Schaustellerseelsorger Torsten Heinrich

© epd-bild/Ebba Hagenberg-Miliu

Pfarrer Torsten Heinrich ist Leiter der Evangelischen Circus- und Schaustellerseelsorge (Archivbild).

"Ich habe großen Respekt vor den Schaustellern"
Schaustellerseelsorger Torsten Heinrich über die neue Hoffnung auf den Rummelplätzen
Mit sinkenden Corona-Zahlen beginnen auch wieder die ersten Jahrmärkte. Die Schausteller gehen nach Ansicht des Leiters der Circus- und Schaustellerseelsorge der Evangelischen Kirche in Deutschland, Torsten Heinrich, mit Elan an den Neustart. Während der Corona-Pandemie seien ihre Nöte kaum gesehen worden.

Herr Heinrich, wie geht es den Schaustellern?

Torsten Heinrich: Ich staune gerade über ihre Stehauf-Mentalität. Und ich habe großen Respekt, auch für den Kampf darum, dass sie von Politik und Gesellschaft nicht vergessen werden. Sie mussten mehr als ein Jahr zu Hause bleiben und auf das Leben verzichten, das sie sonst prägt, darauf, unterwegs zu sein, die Freunde zu sehen und die Kunden. Ich habe den Eindruck, sie gehen es jetzt mit Elan an, dass wieder Veranstaltungen möglich sind.

Mit welchen Anliegen haben sich Menschen bei Ihnen gemeldet?

Heinrich: Die wenigsten melden sich, um nur mal zu reden. Meist haben sie sehr konkrete Anliegen. Einige Klein- und Kleinstbetriebe sind gar nicht an die Überbrückungsgelder des Bundes herangekommen. Die haben keine Steuerberater oder andere, die das für sie lösen. Wir in der Schaustellerseelsorge haben uns auf Notlagen eingestellt und dafür einen kleinen Fonds eingerichtet, unter anderem aus Kollekten. Der hat uns jetzt sehr geholfen. Es kamen Anfragen, weil es für das Essen oder Gas im Wohnwagen nicht bis zum Ende des Monats reichte, oder im Zirkus für das Futter der Tiere. Da haben wir mit Kleinstbeträgen zwischen 150 und allerhöchstens 500 Euro geholfen und so insgesamt 70.000 Euro unter die Leute gebracht.

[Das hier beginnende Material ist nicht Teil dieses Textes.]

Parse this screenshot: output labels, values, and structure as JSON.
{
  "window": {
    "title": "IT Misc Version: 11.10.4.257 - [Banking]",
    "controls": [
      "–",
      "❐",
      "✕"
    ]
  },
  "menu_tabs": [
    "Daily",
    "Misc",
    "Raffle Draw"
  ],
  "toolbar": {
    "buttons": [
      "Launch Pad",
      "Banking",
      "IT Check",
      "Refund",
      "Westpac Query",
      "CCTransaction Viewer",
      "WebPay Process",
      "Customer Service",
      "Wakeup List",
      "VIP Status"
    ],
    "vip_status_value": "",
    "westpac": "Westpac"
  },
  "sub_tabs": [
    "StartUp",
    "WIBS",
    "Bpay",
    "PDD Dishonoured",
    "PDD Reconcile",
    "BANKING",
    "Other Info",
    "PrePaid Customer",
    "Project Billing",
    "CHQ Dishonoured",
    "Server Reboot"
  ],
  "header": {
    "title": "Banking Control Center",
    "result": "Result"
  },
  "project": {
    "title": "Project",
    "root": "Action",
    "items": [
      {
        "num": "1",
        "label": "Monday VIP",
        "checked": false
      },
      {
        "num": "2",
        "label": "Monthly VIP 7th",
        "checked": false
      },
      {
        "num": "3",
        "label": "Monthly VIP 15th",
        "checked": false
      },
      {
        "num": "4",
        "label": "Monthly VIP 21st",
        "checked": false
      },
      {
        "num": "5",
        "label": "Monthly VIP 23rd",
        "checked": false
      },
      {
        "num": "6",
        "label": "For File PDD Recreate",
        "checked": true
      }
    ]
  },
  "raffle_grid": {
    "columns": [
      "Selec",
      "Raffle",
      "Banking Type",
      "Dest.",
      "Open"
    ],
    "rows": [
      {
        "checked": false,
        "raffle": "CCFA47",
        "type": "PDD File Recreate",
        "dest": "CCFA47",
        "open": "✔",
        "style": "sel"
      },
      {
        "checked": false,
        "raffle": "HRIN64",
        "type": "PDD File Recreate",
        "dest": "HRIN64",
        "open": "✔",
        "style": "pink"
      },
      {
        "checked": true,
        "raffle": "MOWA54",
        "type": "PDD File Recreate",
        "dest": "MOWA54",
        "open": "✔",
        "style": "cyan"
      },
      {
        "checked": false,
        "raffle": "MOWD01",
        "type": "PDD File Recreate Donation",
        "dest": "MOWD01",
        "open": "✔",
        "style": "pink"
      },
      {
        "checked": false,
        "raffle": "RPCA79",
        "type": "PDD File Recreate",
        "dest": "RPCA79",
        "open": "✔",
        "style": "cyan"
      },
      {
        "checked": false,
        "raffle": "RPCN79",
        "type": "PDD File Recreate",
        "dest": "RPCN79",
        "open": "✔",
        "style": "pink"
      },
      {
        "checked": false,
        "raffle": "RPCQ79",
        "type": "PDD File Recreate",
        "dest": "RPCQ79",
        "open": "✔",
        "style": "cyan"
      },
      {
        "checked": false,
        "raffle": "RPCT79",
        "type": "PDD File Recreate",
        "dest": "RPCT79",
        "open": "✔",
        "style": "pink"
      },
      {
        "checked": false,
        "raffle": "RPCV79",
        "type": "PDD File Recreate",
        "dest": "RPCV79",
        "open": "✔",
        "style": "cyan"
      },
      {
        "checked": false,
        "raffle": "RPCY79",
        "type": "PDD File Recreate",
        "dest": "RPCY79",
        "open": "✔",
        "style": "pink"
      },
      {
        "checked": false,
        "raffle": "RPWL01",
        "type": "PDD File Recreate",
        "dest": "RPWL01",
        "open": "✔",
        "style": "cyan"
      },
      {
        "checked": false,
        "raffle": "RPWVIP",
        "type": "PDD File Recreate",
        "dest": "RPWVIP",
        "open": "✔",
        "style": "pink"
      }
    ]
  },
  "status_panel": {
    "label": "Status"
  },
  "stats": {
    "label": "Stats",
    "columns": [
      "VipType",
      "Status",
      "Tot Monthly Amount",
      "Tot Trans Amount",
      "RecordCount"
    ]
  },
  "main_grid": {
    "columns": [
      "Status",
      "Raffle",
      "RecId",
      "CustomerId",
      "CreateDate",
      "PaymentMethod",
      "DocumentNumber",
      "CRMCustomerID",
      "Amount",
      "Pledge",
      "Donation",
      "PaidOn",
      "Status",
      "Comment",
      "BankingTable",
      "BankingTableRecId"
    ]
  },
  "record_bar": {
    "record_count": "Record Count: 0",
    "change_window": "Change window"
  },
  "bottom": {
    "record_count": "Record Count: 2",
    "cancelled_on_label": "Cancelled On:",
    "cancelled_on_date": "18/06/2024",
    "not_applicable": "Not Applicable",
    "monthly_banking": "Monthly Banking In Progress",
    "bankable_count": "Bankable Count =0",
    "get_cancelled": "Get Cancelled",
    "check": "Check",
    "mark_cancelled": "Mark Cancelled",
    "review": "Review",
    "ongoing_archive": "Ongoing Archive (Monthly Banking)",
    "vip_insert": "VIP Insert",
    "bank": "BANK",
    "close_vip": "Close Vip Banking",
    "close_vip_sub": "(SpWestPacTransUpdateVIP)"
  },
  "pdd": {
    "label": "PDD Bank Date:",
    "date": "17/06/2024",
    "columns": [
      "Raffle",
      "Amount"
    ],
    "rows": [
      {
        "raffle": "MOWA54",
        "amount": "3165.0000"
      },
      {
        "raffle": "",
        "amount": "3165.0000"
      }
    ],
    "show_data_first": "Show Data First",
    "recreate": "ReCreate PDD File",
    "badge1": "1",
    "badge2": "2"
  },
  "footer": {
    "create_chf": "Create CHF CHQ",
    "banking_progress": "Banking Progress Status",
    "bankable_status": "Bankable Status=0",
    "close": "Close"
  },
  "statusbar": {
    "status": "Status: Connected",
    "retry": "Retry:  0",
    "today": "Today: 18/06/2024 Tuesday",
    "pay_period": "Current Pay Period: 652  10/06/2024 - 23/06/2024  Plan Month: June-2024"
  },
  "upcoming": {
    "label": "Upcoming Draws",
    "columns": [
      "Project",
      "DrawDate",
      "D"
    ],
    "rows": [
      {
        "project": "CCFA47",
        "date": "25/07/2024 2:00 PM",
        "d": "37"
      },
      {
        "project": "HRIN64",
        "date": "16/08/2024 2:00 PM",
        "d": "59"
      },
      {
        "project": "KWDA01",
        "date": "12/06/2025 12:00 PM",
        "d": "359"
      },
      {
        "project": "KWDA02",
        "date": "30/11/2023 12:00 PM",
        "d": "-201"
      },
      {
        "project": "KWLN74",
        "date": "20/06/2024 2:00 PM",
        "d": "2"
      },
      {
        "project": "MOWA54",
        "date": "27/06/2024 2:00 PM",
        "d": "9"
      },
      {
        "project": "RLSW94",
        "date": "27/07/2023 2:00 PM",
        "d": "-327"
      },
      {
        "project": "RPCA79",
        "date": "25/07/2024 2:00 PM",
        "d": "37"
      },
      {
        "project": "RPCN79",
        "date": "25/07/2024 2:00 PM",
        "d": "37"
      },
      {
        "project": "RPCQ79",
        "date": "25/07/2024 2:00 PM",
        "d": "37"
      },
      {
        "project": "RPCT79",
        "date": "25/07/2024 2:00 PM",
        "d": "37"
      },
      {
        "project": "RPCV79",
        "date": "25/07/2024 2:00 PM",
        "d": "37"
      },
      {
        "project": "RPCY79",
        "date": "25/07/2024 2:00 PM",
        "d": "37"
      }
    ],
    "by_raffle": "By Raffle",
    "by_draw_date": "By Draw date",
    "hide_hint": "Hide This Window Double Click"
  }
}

Wissen Sie von Betrieben, die aufgeben müssen?

Heinrich: Nein. Ich nehme an, dass dies kaum passiert. Dafür ist der Beruf zu sehr in die Lebens-DNA derjenigen geschrieben, die das oft seit Generationen machen. Da wursteln sie sich durch. Viele haben aber sicher ihre Vorsorge fürs Alter aufgebraucht. Sie fangen jetzt auf einem ganz anderen Level neu an. Aber nicht mehr auf Reisen zu gehen, ist für sie unvorstellbar. Es ist nicht nur ein Beruf, es ist ihr Leben.

Der "Hanno Park" zum Beispiel, der jetzt in Hannover beginnt, ist zwar ein mobiler Freizeitpark, aber weiterhin mit geltenden Einschränkungen. Ein Volksfest ist noch etwas anderes, ein Volksfest ist, wenn es brummt. Aber es ist ein guter Anfang. Ich werde jedenfalls zur Eröffnung am 25. Juni in Hannover sein. Ich hoffe, dass die Schausteller aus dem Windschatten der öffentlichen Wahrnehmung herauskommen, wenn das Leben wieder mehr Fahrt aufnimmt.